In acquired immune deficiency syndrome (AIDS) patients, alveolar macrophages (AMs) have an increased ability to serve as accessory cells during the generation of an immune response. In addition to soluble mediators, like cytokines, molecules of the major histocompatibility complex (MHC) class II and adhesion molecules, like intercellular adhesion molecule-1 (ICAM-1), play a major role in the regulation of these cellular interactions. Using an enzyme-linked immunosorbent assay (ELISA) technique and immunocytochemical staining, we investigated ICAM-1 and human leucocyte antigen-DR (HLA-DR) expression on AMs from 20 AIDS (HIV+) patients in context with other parameters of macrophage activation, such as tumour necrosis factor-alpha (TNF-alpha) secretion and the release of superoxide anion, comparing the results to a group of healthy volunteers.
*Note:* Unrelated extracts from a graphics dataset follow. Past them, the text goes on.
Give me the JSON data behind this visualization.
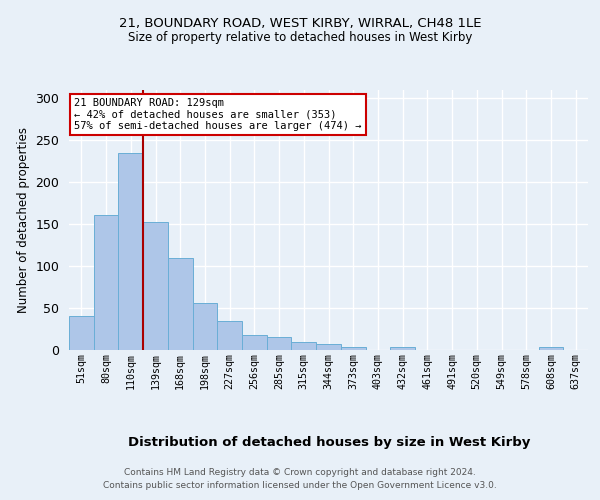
{
  "title1": "21, BOUNDARY ROAD, WEST KIRBY, WIRRAL, CH48 1LE",
  "title2": "Size of property relative to detached houses in West Kirby",
  "xlabel": "Distribution of detached houses by size in West Kirby",
  "ylabel": "Number of detached properties",
  "categories": [
    "51sqm",
    "80sqm",
    "110sqm",
    "139sqm",
    "168sqm",
    "198sqm",
    "227sqm",
    "256sqm",
    "285sqm",
    "315sqm",
    "344sqm",
    "373sqm",
    "403sqm",
    "432sqm",
    "461sqm",
    "491sqm",
    "520sqm",
    "549sqm",
    "578sqm",
    "608sqm",
    "637sqm"
  ],
  "values": [
    40,
    161,
    235,
    153,
    110,
    56,
    35,
    18,
    15,
    9,
    7,
    3,
    0,
    3,
    0,
    0,
    0,
    0,
    0,
    4,
    0
  ],
  "bar_color": "#aec6e8",
  "bar_edge_color": "#6aaed6",
  "annotation_text": "21 BOUNDARY ROAD: 129sqm\n← 42% of detached houses are smaller (353)\n57% of semi-detached houses are larger (474) →",
  "annotation_box_color": "#ffffff",
  "annotation_box_edge_color": "#cc0000",
  "footer1": "Contains HM Land Registry data © Crown copyright and database right 2024.",
  "footer2": "Contains public sector information licensed under the Open Government Licence v3.0.",
  "ylim": [
    0,
    310
  ],
  "background_color": "#e8f0f8",
  "plot_bg_color": "#e8f0f8"
}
In addition, we quantified soluble ICAM-1 in the bronchoalveolar lavage fluid (BALF) using a commercially available kit. We found a nearly twofold increase in ICAM-1 expression (0.81+/-0.30 (SD) versus 0.42+/-0.12 ELISA units (EU) (mean+/-SD)), whilst the number of HLA-DR+ AMs was slightly decreased in AIDS-patients (80+/-5 versus 89+/-3%). Furthermore, soluble ICAM-1 in the BALF of these patients was significantly increased (41.9+/-26.1 versus 19.1+/-5.1 ng.ml(-1). ICAM-1 levels on AMs in the patient group correlated strongly with the sodium fluoride triggered release of superoxide anion (O-2(-)) but not with the spontaneous secretion of TNF-alpha by AMs. Considering the present knowledge of the role of oxygen radicals in virus replication, increased ICAM-1 expression might reflect the active state of HIV-1 infection of AM in advanced disease. Furthermore, enhanced adhesiveness may facilitate syncytia formation between macrophages and lymphocytes and, thereby, the transfer of HIV-1 to susceptible CD4+ cells, which will ultimately result in a CD4+ cell depletion of the pulmonary compartment.